Responsable People Consulting chez EY France, Raphaèle Nicaud décrypte les transformations profondes que l’intelligence artificielle, en particulier agentique, opère au sein des fonctions RH. Automatisation de tâches, adaptation à la culture d’entreprise, nouvelles compétences managériales : un changement de paradigme est en cours.

 

L’intelligence artificielle bouleverse l’ensemble des fonctions de l’entreprise – les ressources humaines n’y échappent pas. Si l’IA générative est déjà largement intégrée pour produire des contenus RH (offres d’emploi, supports de formation), l’essor de l’IA agentique marque une nouvelle étape. Ces « agents intelligents », capables d’exécuter des chaînes d’actions de bout en bout, s’imposent dans le recrutement, la gestion de la paie ou les processus administratifs. Raphaèle Nicaud, experte RH chez EY France, nous livre sa vision de ces mutations et appelle à une approche éthique, progressive et stratégique de leur adoption.

 


Forbes France : Quelles sont les principales applications de l’IA générative dans les ressources humaines aujourd’hui ?

Raphaèle Nicaud : L’IA générative, qui produit du contenu, est déjà utilisée depuis un moment dans les fonctions RH. Elle intervient surtout dans les tâches qui nécessitent de la rédaction, comme la création d’offres d’emploi, la mise à jour de politiques RH ou encore la production de contenus de formation.
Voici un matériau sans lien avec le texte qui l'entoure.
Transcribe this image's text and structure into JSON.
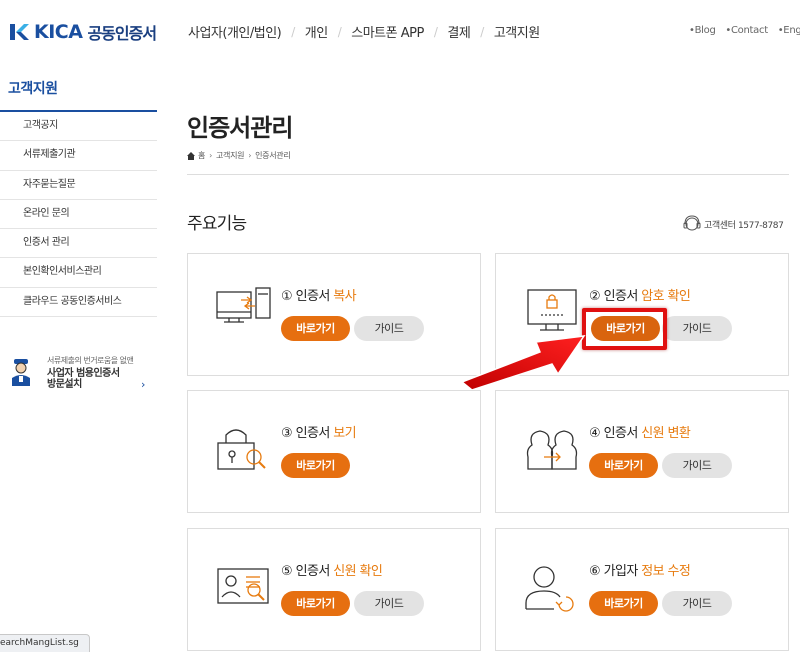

Ces usages sont désormais bien installés dans les entreprises.

Mais la vraie nouveauté, c’est l’émergence de l’IA agentique, c’est-à-dire la création d’agents intelligents qui exécutent des actions de bout en bout. Ces « collaborateurs numériques » peuvent, par exemple, rédiger une offre d’emploi, la publier et suivre les candidatures. Chez EY, nous utilisons déjà ces agents dans nos processus de recrutement. C’est un changement de paradigme car on ne se contente plus de générer du contenu, on automatise des chaînes d’actions entières.

 

Quelles sont les bonnes pratiques pour intégrer ces agents intelligents dans un processus RH comme le recrutement ?

R. N. : Avant de se lancer, il faut éviter de croire que la technologie résout tout. La première étape, c’est de poser les bases : quels objectifs vise-t-on ? Quels biais faut-il éviter ? Quelles sont les valeurs de l’entreprise ? Ensuite, on identifie les cas d’usage les plus pertinents. Le recrutement, par exemple, est un domaine où les biais sont bien connus, qu’on utilise ou non l’IA. Une IA mal configurée peut les reproduire.

La clé, c’est une équipe RH formée, consciente des enjeux éthiques et des biais. Ensuite, on peut déployer des agents en s’appuyant sur des plateformes comme Orchestra d’IBM Watson X, qui propose des agents prêts à l’emploi appelés “skills”. Il faut ensuite les adapter au contexte de l’entreprise. L’implémentation prend généralement entre 8 et 12 semaines.

 

Ces agents intelligents peuvent-ils vraiment s’adapter à la culture d’entreprise ?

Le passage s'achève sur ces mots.